What we found: Amazon admitted to Congress (Sen. Ed Markey inquiry, 2022) that it shared Ring footage with police without owner consent at least 11 times in 2022 using an 'emergency request' process that bypasses the stated warrant/subpoena requirement. Ring maintains an emergency request form that law enforcement can use to obtain footage without any court order or user consent.
What they claim: Ring claims 'privacy and security built in' as a core pillar and states 'From the initial idea to the final product, privacy and security are at the core of the decisions we make.'
What we found: FTC complaint details that Ring used customer videos to train algorithms without consent, failed to implement basic security safeguards, and allowed unrestricted employee access to video feeds. Ring was required to delete improperly retained data and submit to independent security assessments for 20 years — indicating systemic security failures, not 'built in' privacy.
What they claim: Ring's privacy page states 'Ring does not sell personal information to third parties' and presents itself as focused solely on home security.
What we found: EFF investigation (January 2020) found the Ring Android app sends customer PII to four analytics and marketing companies: Facebook (app open/device action notifications), Google, MixPanel (full names, email addresses, device info, number of Ring locations), and AppsFlyer (device sensor data including magnetometer, gyroscope, accelerometer). The app requests 39 permissions including READ_CONTACTS, WRITE_CONTACTS, READ_PHONE_STATE, and ACCESS_BACKGROUND_LOCATION — far exceeding what a doorbell camera needs.
What they claim: Ring states it is 'committed to being transparent about our privacy and security practices' as one of its three core privacy pillars.
What we found: Mozilla's Privacy Not Included review found Ring buries privacy notices with 'teeny tiny font' on marketing-focused pages. The EFF found third-party tracking occurred 'without meaningful user notification or consent.' Ring's emergency law enforcement request process was not disclosed on the privacy page — it was only revealed through congressional inquiry.
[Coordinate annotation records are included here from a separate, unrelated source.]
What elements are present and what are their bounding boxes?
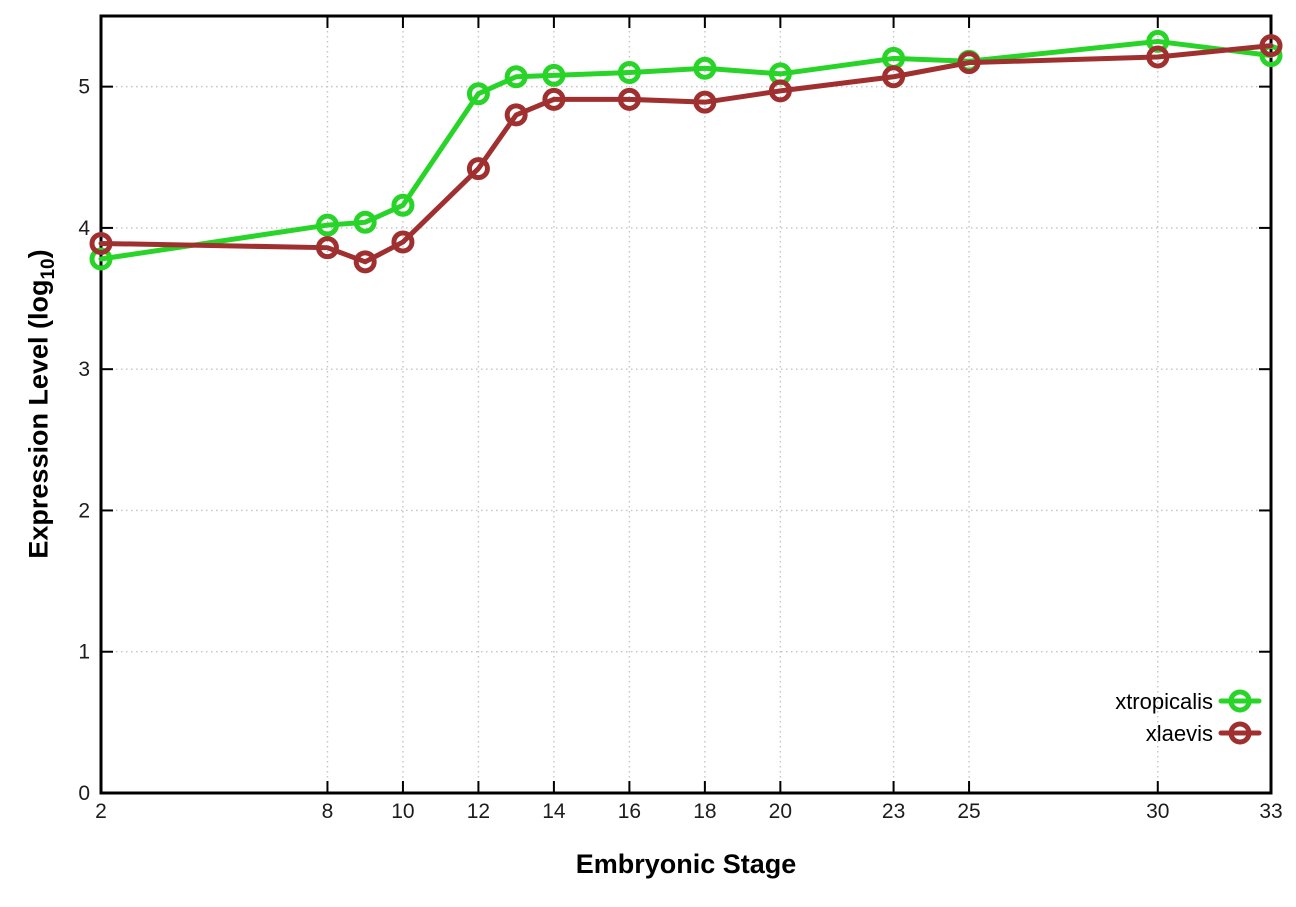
data-point-xtropicalis-14	[542, 63, 566, 87]
y-axis-title-subscript: 10	[37, 258, 59, 280]
series-line-xlaevis	[98, 43, 1274, 265]
data-point-xlaevis-12	[466, 157, 490, 181]
data-point-xlaevis-33	[1259, 34, 1283, 58]
x-tick-label-10: 10	[391, 800, 414, 823]
x-tick-label-23: 23	[882, 800, 905, 823]
x-tick-label-12: 12	[467, 800, 490, 823]
data-point-xtropicalis-13	[504, 65, 528, 89]
y-tick-label-4: 4	[78, 217, 90, 240]
data-point-xlaevis-2	[89, 231, 113, 255]
data-point-xlaevis-25	[957, 51, 981, 75]
y-axis-title-text: Expression Level (log	[23, 279, 54, 559]
y-tick-label-1: 1	[78, 641, 90, 664]
x-tick-label-2: 2	[95, 800, 107, 823]
data-point-xlaevis-18	[693, 90, 717, 114]
x-tick-label-16: 16	[618, 800, 641, 823]
data-point-xlaevis-30	[1146, 45, 1170, 69]
data-point-xlaevis-23	[882, 65, 906, 89]
data-point-xtropicalis-16	[617, 61, 641, 85]
x-tick-label-14: 14	[542, 800, 566, 823]
data-point-xlaevis-10	[391, 230, 415, 254]
x-tick-label-25: 25	[957, 800, 980, 823]
x-tick-label-8: 8	[322, 800, 334, 823]
data-point-xlaevis-9	[353, 250, 377, 274]
data-point-xlaevis-8	[315, 236, 339, 260]
data-point-xlaevis-20	[768, 79, 792, 103]
legend-label-xlaevis: xlaevis	[1146, 721, 1213, 746]
y-tick-label-3: 3	[78, 358, 90, 381]
data-point-xtropicalis-8	[315, 213, 339, 237]
x-tick-label-33: 33	[1259, 800, 1282, 823]
y-tick-label-5: 5	[78, 76, 90, 99]
y-axis-title: Expression Level (log10)	[23, 249, 59, 559]
data-point-xlaevis-14	[542, 87, 566, 111]
y-tick-label-2: 2	[78, 499, 90, 522]
legend-marker-xtropicalis	[1228, 689, 1252, 713]
x-tick-label-18: 18	[693, 800, 716, 823]
x-tick-label-30: 30	[1146, 800, 1169, 823]
series-line-xtropicalis	[98, 38, 1274, 262]
x-axis-title: Embryonic Stage	[575, 849, 797, 879]
data-point-xtropicalis-10	[391, 193, 415, 217]
y-tick-label-0: 0	[78, 782, 90, 805]
legend-label-xtropicalis: xtropicalis	[1115, 689, 1213, 714]
y-axis-title-close: )	[23, 249, 54, 259]
x-tick-label-20: 20	[769, 800, 792, 823]
data-point-xtropicalis-18	[693, 56, 717, 80]
plot-border	[99, 14, 1273, 795]
data-point-xlaevis-16	[617, 87, 641, 111]
data-point-xlaevis-13	[504, 103, 528, 127]
legend-marker-xlaevis	[1228, 721, 1252, 745]
data-point-xtropicalis-9	[353, 210, 377, 234]
data-point-xtropicalis-12	[466, 82, 490, 106]
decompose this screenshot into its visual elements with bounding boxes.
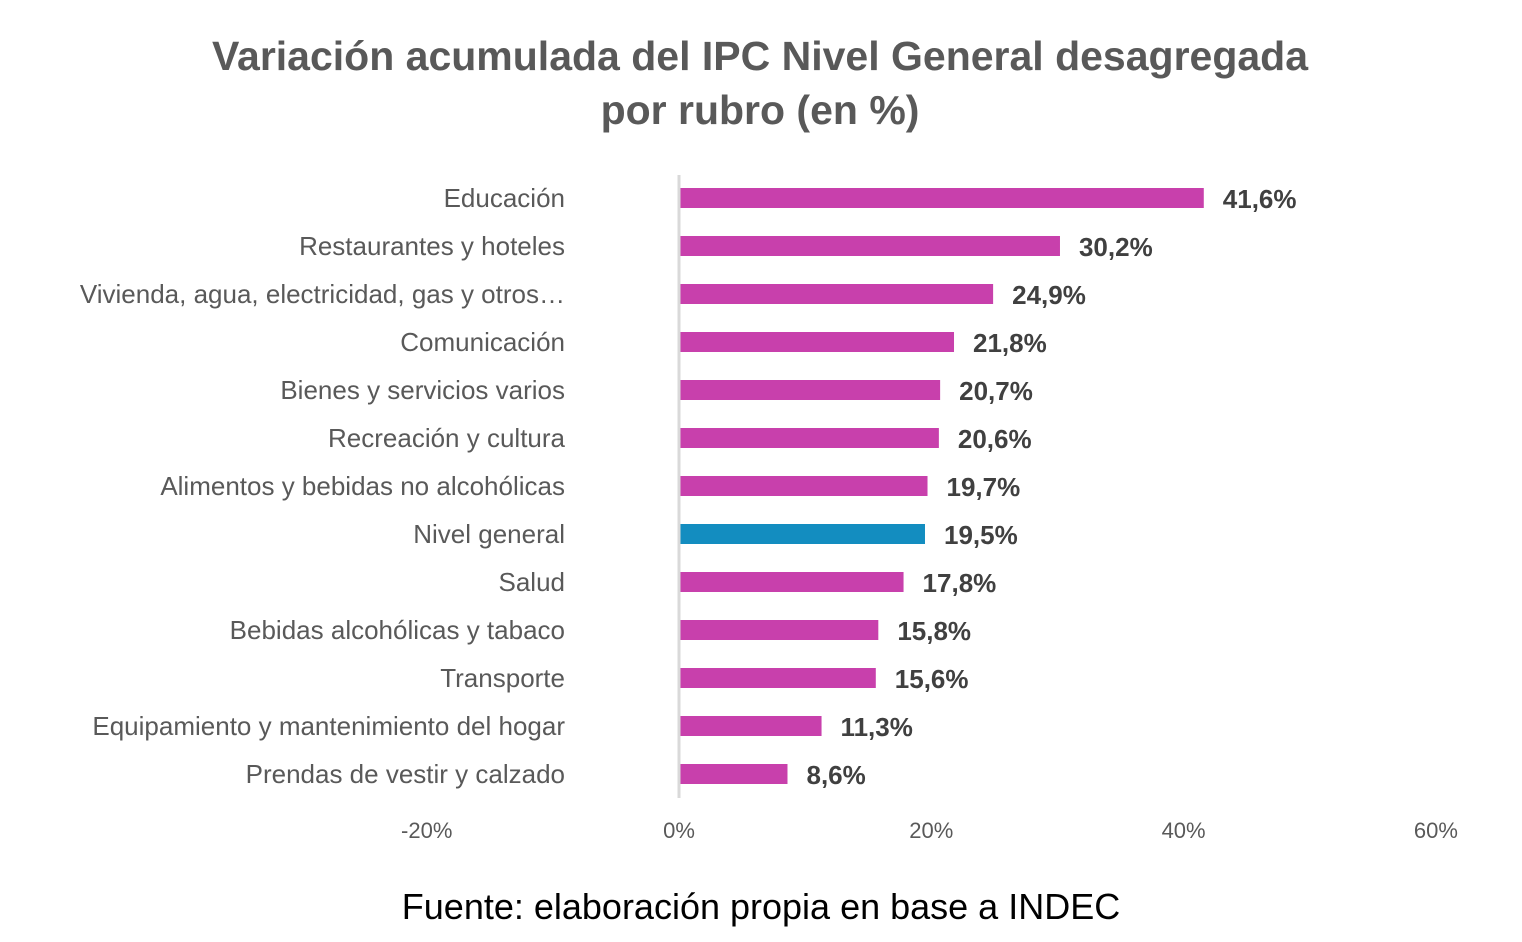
category-label: Nivel general xyxy=(413,519,565,549)
bar xyxy=(680,572,904,592)
data-label: 20,7% xyxy=(959,376,1033,406)
category-label: Alimentos y bebidas no alcohólicas xyxy=(160,471,565,501)
bar xyxy=(680,284,994,304)
x-tick-label: 60% xyxy=(1414,818,1458,843)
bar xyxy=(680,764,788,784)
category-label: Comunicación xyxy=(400,327,565,357)
data-label: 30,2% xyxy=(1079,232,1153,262)
data-label: 17,8% xyxy=(923,568,997,598)
category-label: Transporte xyxy=(440,663,565,693)
bar xyxy=(680,236,1060,256)
data-label: 24,9% xyxy=(1012,280,1086,310)
data-label: 15,8% xyxy=(897,616,971,646)
data-label: 8,6% xyxy=(806,760,865,790)
x-tick-label: -20% xyxy=(401,818,452,843)
category-label: Restaurantes y hoteles xyxy=(299,231,565,261)
bar xyxy=(680,428,939,448)
category-label: Educación xyxy=(444,183,565,213)
category-label: Recreación y cultura xyxy=(328,423,566,453)
chart-title-line-2: por rubro (en %) xyxy=(601,87,920,133)
category-label: Salud xyxy=(499,567,566,597)
bar xyxy=(680,668,876,688)
bar xyxy=(680,716,822,736)
data-label: 20,6% xyxy=(958,424,1032,454)
data-label: 41,6% xyxy=(1223,184,1297,214)
x-tick-label: 20% xyxy=(909,818,953,843)
data-label: 19,7% xyxy=(947,472,1021,502)
bar xyxy=(680,332,955,352)
data-label: 15,6% xyxy=(895,664,969,694)
x-tick-label: 40% xyxy=(1162,818,1206,843)
category-label: Equipamiento y mantenimiento del hogar xyxy=(92,711,565,741)
data-label: 11,3% xyxy=(841,712,913,742)
category-label: Bebidas alcohólicas y tabaco xyxy=(230,615,565,645)
bar xyxy=(680,188,1204,208)
category-label: Vivienda, agua, electricidad, gas y otro… xyxy=(80,279,565,309)
x-tick-label: 0% xyxy=(663,818,695,843)
category-label: Bienes y servicios varios xyxy=(280,375,565,405)
bar xyxy=(680,476,928,496)
x-axis-ticks: -20% 0% 20% 40% 60% xyxy=(401,818,1458,843)
data-label: 21,8% xyxy=(973,328,1047,358)
source-note: Fuente: elaboración propia en base a IND… xyxy=(402,886,1120,927)
bars-group: Educación 41,6% Restaurantes y hoteles 30,2… xyxy=(80,183,1297,790)
category-label: Prendas de vestir y calzado xyxy=(246,759,565,789)
bar xyxy=(680,524,925,544)
chart-title-line-1: Variación acumulada del IPC Nivel Genera… xyxy=(212,33,1309,79)
bar xyxy=(680,380,941,400)
bar xyxy=(680,620,879,640)
data-label: 19,5% xyxy=(944,520,1018,550)
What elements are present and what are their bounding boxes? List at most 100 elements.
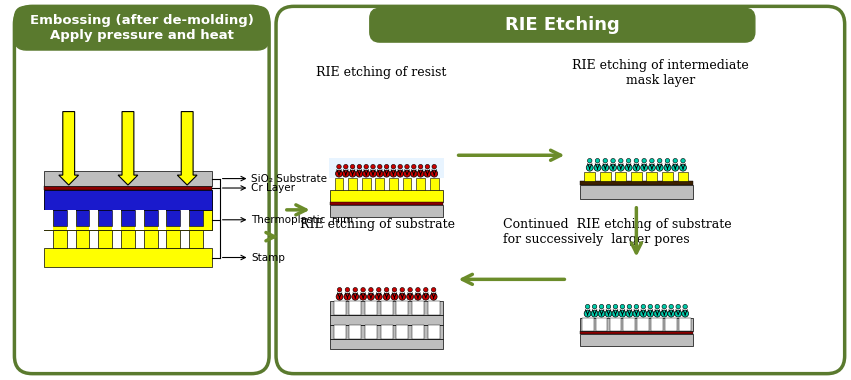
Bar bbox=[330, 339, 443, 349]
Circle shape bbox=[414, 293, 421, 300]
Bar bbox=[328, 158, 444, 178]
Bar bbox=[144, 230, 157, 248]
Bar bbox=[121, 210, 134, 226]
Bar bbox=[580, 181, 693, 185]
Circle shape bbox=[602, 164, 608, 171]
Bar bbox=[99, 210, 112, 226]
Text: Thermoplastic  Film: Thermoplastic Film bbox=[251, 215, 353, 225]
Circle shape bbox=[660, 310, 668, 317]
Circle shape bbox=[363, 170, 369, 177]
Circle shape bbox=[633, 310, 640, 317]
Circle shape bbox=[612, 310, 619, 317]
Circle shape bbox=[419, 165, 423, 169]
Circle shape bbox=[346, 288, 350, 292]
Bar bbox=[397, 325, 408, 339]
Text: Cr Layer: Cr Layer bbox=[251, 183, 295, 193]
Circle shape bbox=[344, 165, 348, 169]
Circle shape bbox=[412, 165, 416, 169]
Circle shape bbox=[392, 288, 397, 292]
Circle shape bbox=[680, 164, 687, 171]
Circle shape bbox=[647, 310, 654, 317]
Bar bbox=[375, 178, 385, 190]
Circle shape bbox=[625, 164, 632, 171]
Bar bbox=[44, 210, 53, 230]
Bar bbox=[180, 210, 189, 226]
Bar bbox=[631, 172, 642, 181]
Bar bbox=[662, 172, 673, 181]
Bar bbox=[624, 318, 636, 331]
Bar bbox=[53, 230, 66, 248]
Circle shape bbox=[676, 304, 681, 309]
Bar bbox=[121, 210, 134, 226]
Circle shape bbox=[682, 310, 688, 317]
Circle shape bbox=[336, 293, 343, 300]
Bar bbox=[365, 325, 377, 339]
Bar bbox=[349, 325, 361, 339]
Circle shape bbox=[606, 304, 611, 309]
Bar bbox=[334, 325, 346, 339]
Circle shape bbox=[619, 310, 625, 317]
Circle shape bbox=[592, 304, 597, 309]
Circle shape bbox=[681, 158, 685, 163]
Circle shape bbox=[337, 288, 342, 292]
Circle shape bbox=[398, 165, 403, 169]
Bar bbox=[44, 210, 53, 226]
Circle shape bbox=[424, 288, 428, 292]
Text: Embossing (after de-molding)
Apply pressure and heat: Embossing (after de-molding) Apply press… bbox=[30, 14, 254, 42]
Bar bbox=[180, 210, 189, 230]
Circle shape bbox=[397, 170, 403, 177]
Circle shape bbox=[342, 170, 349, 177]
Circle shape bbox=[399, 293, 406, 300]
Bar bbox=[112, 210, 121, 230]
Bar bbox=[53, 210, 66, 226]
Circle shape bbox=[351, 165, 355, 169]
Bar bbox=[66, 210, 76, 230]
Circle shape bbox=[360, 293, 367, 300]
Bar bbox=[334, 301, 346, 315]
Bar bbox=[428, 325, 439, 339]
Circle shape bbox=[364, 165, 368, 169]
Circle shape bbox=[344, 293, 351, 300]
Circle shape bbox=[591, 310, 598, 317]
Bar bbox=[365, 301, 377, 315]
Circle shape bbox=[390, 170, 397, 177]
Bar bbox=[167, 210, 180, 226]
Bar bbox=[647, 172, 657, 181]
Circle shape bbox=[375, 293, 382, 300]
Bar bbox=[651, 318, 663, 331]
Circle shape bbox=[641, 164, 648, 171]
Circle shape bbox=[391, 165, 396, 169]
Bar bbox=[112, 210, 121, 226]
Circle shape bbox=[656, 164, 663, 171]
Circle shape bbox=[627, 304, 631, 309]
Circle shape bbox=[617, 164, 625, 171]
Bar bbox=[121, 230, 134, 248]
Circle shape bbox=[673, 158, 677, 163]
Circle shape bbox=[385, 165, 389, 169]
Bar bbox=[349, 301, 361, 315]
Circle shape bbox=[626, 310, 633, 317]
Bar bbox=[99, 210, 112, 226]
Bar bbox=[580, 318, 693, 331]
Circle shape bbox=[408, 288, 413, 292]
Circle shape bbox=[586, 164, 593, 171]
Bar bbox=[76, 210, 89, 226]
Bar bbox=[380, 301, 392, 315]
Circle shape bbox=[649, 158, 654, 163]
Bar bbox=[430, 178, 438, 190]
Bar bbox=[330, 205, 443, 217]
Bar bbox=[157, 210, 167, 226]
Bar bbox=[334, 178, 344, 190]
Bar bbox=[99, 230, 112, 248]
Bar bbox=[144, 210, 157, 226]
Circle shape bbox=[614, 304, 618, 309]
Circle shape bbox=[620, 304, 625, 309]
Bar bbox=[167, 210, 180, 226]
Circle shape bbox=[385, 288, 389, 292]
Circle shape bbox=[426, 165, 430, 169]
Bar bbox=[580, 185, 693, 199]
Circle shape bbox=[655, 304, 660, 309]
Bar bbox=[53, 210, 66, 226]
Bar bbox=[76, 230, 89, 248]
Circle shape bbox=[587, 158, 592, 163]
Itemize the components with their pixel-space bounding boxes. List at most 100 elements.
The app's data sharing with Facebook, MixPanel, AppsFlyer, and Google was not disclosed to users.
What they claim: Ring markets the Video Doorbell as a security device to 'help protect their homes' with 'privacy and security built in.'
What we found: CVE-2019-9483: Ring Doorbell sent Wi-Fi credentials in plaintext HTTP during setup, allowing attackers to steal network passwords. Mozilla/Cure53 (2023): device is vulnerable to Wi-Fi deauthentication attacks — attackers can take the doorbell offline so their activities go unrecorded, directly undermining the security purpose. Amazon ignored Mozilla's disclosure for 90+ days. The device lacks 802.11w (Protected Management Frames) and WPA3 support.
What they claim: Ring Video Doorbell 2nd Generation is certified for 2.4GHz Wi-Fi 802.11 b/g/n operation as a home security device.
What we found: The device only supports 2.4GHz Wi-Fi without 802.11w Protected Management Frames or WPA3, making it inherently vulnerable to deauthentication attacks as confirmed by Mozilla/Cure53. For a security device, the radio design lacks the security features available in modern Wi-Fi standards. The FCC filing shows basic wireless certification without any security-specific testing for a device marketed as home security.